A cannonball is shot (from ground level) with an initial horizontal velocity of 38.0 m/s and an initial vertical velocity of 26.0 m/s. The initial speed of the cannonball 46.04 m/s The initial angle θ of the cannonball with respect to the ground 34.38°

What is the maximum height the cannonball goes above the ground? (m)
How far from where it was shot will the cannonball land? (m)
What is the speed of the cannonball 2.7 seconds after it was shot? (m/s)
How high above the ground is the cannonball 2.7 seconds after it is shot? (m)

34.2 meters

To solve these questions, we can use the equations of projectile motion. The key equations we will use are:

1. Vertical displacement (height):
d = v0y * t + 0.5 * a * t^2

2. Horizontal displacement (range):
R = v0x * t

3. Velocity components (horizontal and vertical):
v0x = v0 * cos(θ)
v0y = v0 * sin(θ)

4. Final velocity components:
vx = v0x
vy = v0y + a * t

Now let's solve each question step by step.

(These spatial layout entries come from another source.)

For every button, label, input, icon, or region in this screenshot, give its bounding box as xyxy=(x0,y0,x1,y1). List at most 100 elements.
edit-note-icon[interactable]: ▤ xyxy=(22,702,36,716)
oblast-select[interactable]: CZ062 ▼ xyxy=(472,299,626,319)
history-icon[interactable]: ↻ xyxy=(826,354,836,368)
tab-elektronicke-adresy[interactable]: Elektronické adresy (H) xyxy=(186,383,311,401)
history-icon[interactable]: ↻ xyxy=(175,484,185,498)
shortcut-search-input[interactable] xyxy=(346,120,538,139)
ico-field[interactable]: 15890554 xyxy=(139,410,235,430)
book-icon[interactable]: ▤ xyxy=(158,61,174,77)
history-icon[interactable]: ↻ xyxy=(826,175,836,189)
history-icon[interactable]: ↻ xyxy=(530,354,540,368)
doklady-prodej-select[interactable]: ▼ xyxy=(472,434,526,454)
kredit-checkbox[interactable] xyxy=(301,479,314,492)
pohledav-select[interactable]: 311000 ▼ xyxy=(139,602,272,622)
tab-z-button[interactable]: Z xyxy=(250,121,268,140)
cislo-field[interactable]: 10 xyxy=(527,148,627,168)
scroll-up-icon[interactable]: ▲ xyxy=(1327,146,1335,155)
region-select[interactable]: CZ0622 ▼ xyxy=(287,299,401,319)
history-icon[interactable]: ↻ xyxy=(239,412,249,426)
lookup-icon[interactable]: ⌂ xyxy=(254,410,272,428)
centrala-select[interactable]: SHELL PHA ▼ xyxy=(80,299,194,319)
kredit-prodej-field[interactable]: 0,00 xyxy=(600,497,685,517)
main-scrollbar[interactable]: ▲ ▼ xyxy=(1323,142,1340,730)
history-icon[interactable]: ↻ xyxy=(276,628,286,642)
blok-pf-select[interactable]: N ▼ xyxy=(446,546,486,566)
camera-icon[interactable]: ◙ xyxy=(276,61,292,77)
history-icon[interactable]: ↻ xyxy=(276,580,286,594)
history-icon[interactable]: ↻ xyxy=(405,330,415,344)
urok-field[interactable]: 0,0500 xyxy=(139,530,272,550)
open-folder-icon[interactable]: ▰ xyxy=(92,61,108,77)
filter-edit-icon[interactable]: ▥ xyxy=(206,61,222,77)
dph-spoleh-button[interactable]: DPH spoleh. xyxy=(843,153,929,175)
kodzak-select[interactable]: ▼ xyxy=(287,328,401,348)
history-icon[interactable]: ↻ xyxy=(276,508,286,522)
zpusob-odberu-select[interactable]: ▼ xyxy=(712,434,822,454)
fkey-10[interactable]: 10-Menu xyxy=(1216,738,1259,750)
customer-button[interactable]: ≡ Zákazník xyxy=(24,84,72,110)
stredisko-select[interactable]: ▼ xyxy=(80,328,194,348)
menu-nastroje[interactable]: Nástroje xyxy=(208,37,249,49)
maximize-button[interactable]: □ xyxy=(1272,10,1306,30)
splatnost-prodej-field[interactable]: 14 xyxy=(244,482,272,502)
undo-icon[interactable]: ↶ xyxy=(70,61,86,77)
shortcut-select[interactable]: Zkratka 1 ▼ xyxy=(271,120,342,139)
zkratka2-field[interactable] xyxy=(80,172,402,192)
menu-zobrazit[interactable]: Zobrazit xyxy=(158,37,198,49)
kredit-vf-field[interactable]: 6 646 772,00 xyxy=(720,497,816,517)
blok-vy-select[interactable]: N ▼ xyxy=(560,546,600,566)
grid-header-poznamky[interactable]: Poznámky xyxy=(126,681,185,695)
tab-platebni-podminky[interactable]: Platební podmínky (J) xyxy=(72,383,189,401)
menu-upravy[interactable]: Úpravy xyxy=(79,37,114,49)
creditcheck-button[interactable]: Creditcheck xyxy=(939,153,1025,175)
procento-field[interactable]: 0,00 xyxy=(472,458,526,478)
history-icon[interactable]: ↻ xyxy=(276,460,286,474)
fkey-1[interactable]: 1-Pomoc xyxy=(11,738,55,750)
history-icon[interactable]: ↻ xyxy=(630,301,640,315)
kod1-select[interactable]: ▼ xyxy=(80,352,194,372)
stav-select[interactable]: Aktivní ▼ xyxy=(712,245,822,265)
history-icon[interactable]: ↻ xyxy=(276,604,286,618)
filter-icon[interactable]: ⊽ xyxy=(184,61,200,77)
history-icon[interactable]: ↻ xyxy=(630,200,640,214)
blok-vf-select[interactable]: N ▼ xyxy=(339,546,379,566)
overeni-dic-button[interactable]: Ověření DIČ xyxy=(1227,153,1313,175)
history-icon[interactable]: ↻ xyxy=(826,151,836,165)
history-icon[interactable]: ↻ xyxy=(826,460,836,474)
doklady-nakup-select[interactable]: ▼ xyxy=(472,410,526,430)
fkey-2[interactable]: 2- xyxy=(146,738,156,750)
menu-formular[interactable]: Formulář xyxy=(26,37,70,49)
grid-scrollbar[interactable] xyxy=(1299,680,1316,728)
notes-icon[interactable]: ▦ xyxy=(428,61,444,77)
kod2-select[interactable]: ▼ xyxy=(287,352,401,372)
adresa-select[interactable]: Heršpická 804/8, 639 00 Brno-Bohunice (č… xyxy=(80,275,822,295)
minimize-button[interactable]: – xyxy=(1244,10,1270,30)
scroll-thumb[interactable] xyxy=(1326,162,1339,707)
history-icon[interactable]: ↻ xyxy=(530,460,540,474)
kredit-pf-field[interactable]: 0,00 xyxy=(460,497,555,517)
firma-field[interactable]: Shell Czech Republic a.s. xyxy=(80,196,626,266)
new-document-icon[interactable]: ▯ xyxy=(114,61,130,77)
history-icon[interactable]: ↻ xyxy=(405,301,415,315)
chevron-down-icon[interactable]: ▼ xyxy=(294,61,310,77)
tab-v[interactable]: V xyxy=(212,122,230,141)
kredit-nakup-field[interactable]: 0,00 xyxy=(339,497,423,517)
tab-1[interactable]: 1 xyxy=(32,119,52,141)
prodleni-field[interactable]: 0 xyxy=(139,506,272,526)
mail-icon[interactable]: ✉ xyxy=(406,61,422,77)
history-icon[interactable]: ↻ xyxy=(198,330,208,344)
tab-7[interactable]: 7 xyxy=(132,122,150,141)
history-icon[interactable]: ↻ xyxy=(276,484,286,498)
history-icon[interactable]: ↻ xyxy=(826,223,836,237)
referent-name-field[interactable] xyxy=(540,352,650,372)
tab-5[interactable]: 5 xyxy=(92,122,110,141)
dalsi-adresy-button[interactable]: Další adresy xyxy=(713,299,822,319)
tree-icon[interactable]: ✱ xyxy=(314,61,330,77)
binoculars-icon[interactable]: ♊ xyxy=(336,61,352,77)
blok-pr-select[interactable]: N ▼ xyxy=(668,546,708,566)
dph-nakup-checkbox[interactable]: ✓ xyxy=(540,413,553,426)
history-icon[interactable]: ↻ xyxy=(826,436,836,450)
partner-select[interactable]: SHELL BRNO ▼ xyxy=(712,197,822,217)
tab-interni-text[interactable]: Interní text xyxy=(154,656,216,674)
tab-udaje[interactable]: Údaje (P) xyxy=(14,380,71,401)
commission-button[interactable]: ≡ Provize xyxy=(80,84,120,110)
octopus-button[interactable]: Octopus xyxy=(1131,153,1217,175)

1. Maximum height the cannonball goes above the ground:
The vertical displacement at the maximum height will be zero (ball reaches its peak). We can use the vertical displacement equation with v0y as the initial vertical velocity and a as the acceleration due to gravity (-9.8 m/s^2).
Setting d = 0, we have:
0 = v0y * t + 0.5 * (-9.8) * t^2
Simplifying the equation, we get:
0.5 * (-9.8) * t^2 = v0y * t
Rearranging the equation, we get:
t = (2 * v0y) / 9.8
Substituting the given values, we get:
t = (2 * 26.0) / 9.8 ≈ 5.31 seconds
Now that we have the time of flight, we can substitute it back into the vertical displacement equation to find the maximum height:
d = v0y * t + 0.5 * (-9.8) * t^2
d = 26.0 * 5.31 + 0.5 * (-9.8) * (5.31)^2
d ≈ 69.18 meters
Therefore, the maximum height the cannonball goes above the ground is approximately 69.18 meters.

2. Distance from where the cannonball was shot to where it will land:
The horizontal displacement is given by the range equation. We can calculate it using the initial horizontal velocity (v0x) and the time of flight (t) which we found in the previous question.
R = v0x * t
R = 38.0 * 5.31
R ≈ 201.78 meters
Therefore, the cannonball will land approximately 201.78 meters away from where it was shot.

3. Speed of the cannonball 2.7 seconds after it was shot:
The speed of the cannonball is the magnitude of its velocity vector at a given time. We can calculate it using the horizontal and vertical components of the velocity. At any given time, the vertical component of velocity remains constant, while the horizontal component remains unchanged (no horizontal acceleration). The magnitude of the velocity can be calculated using the Pythagorean theorem.
vx = v0x
vy = v0y + a * t
v = sqrt(vx^2 + vy^2)
v = sqrt(v0x^2 + (v0y + a * t)^2)
v = sqrt((v0 * cos(θ))^2 + (v0 * sin(θ) + a * t)^2)
v = sqrt((46.04 * cos(34.38))^2 + (46.04 * sin(34.38) - 9.8 * 2.7)^2)
v ≈ 37.61 meters per second
Therefore, the speed of the cannonball 2.7 seconds after it was shot is approximately 37.61 m/s.

4. Height above the ground 2.7 seconds after it is shot:
Similar to the first question, we can use the vertical displacement equation to find the height. We need to substitute the initial vertical velocity (v0y), time (t), and acceleration due to gravity (a).
d = v0y * t + 0.5 * a * t^2
d = 26.0 * 2.7 + 0.5 * (-9.8) * (2.7)^2
d ≈ 11.14 meters
Therefore, the cannonball is approximately 11.14 meters above the ground 2.7 seconds after it is shot.